Treating data projects as pure IT projects rather than a business endeavor

It has been a common factor in failed data warehouse implementations that I have observed in very large organizations. A head of Business Intelligence claiming that his team understands business requirements better than business users has been a common scenario. This is already happening in Big Data implementations.

IT departments are implementing Hadoop clusters and pumping in data without the meaningful involvement of the business community. The business community will question the implementation of spend and ROI.

Conducting weekly user demos, early release of partial data to business users, and workshops to keep business users updated. It updates on how other companies use similar data to keep the business user community “involved” in the big data initiatives.

Data silos and data proliferation

During early 2000, a number of data marts, data warehouses, and personal data marts were developed in the mid–large organizations. Data extracted from operational systems multiple times into these analytical systems. Over a period, Data silos and data proliferation were developed. With easy access to external / social media data, I foresee similar data silos and proliferation scenarios with Big Data / Hadoop systems. Nothing can stop an analyst from dumping Facebook comments, census data, and government data into her personal Hadoop datasets and running R algorithms on those.

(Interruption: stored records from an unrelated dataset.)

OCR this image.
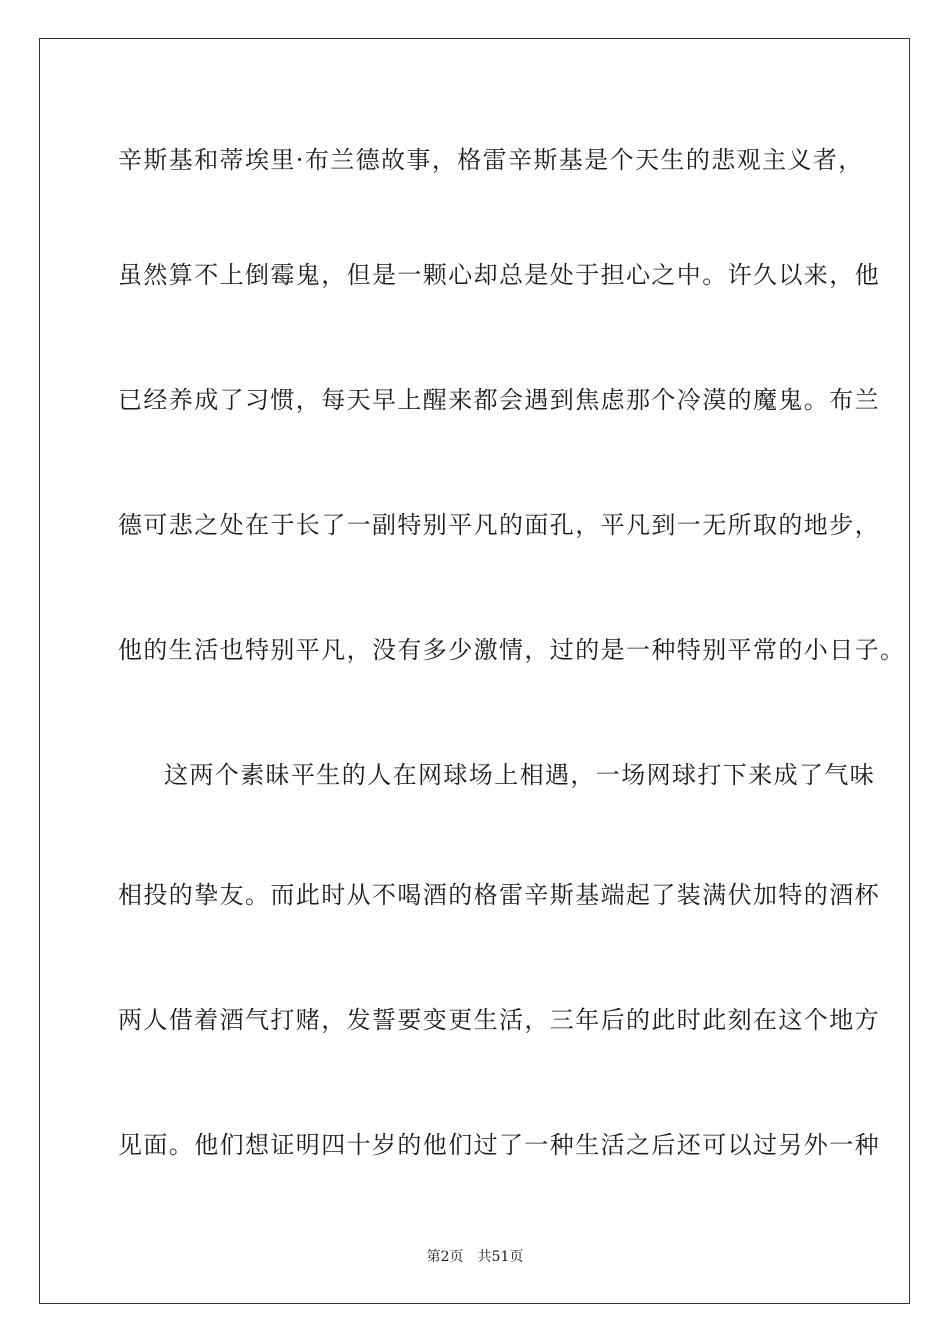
辛斯基和蒂埃里·布兰德故事，格雷辛斯基是个天生的悲观主义者，
虽然算不上倒霉鬼，但是一颗心却总是处于担心之中。许久以来，他
已经养成了习惯，每天早上醒来都会遇到焦虑那个冷漠的魔鬼。布兰
德可悲之处在于长了一副特别平凡的面孔，平凡到一无所取的地步，
他的生活也特别平凡，没有多少激情，过的是一种特别平常的小日子。
这两个素昧平生的人在网球场上相遇，一场网球打下来成了气味
相投的挚友。而此时从不喝酒的格雷辛斯基端起了装满伏加特的酒杯
两人借着酒气打赌，发誓要变更生活，三年后的此时此刻在这个地方
见面。他们想证明四十岁的他们过了一种生活之后还可以过另外一种
第2页 共51页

Imagine doing it by multiple analysts in the same organization! Strong Metadata management systems and data governance contribute to avoiding Data silos and data proliferation, especially in large organizations. During the last decade, several metadata and data governance initiatives were launched in organizations with data warehouses. Rather than treating data governance as an afterthought, it should be part of big data implementations.

As a fallout of treating data warehouse initiatives as IT projects, there often needs to be more focus on non-functional requirements. Long-running queries, slow response of reports, badly designed UI, and long cycles of Data warehouse load all have contributed to killing many data warehouse initiatives. Apart from technology and data angle, big data projects will have to focus on these non-functional or ‘Usability’ aspects to get a buy-in from business users.

In short, strong data governance, close involvement of business stakeholders, an agile approach, and a focus on user experience are mandatory for the success of a big data program.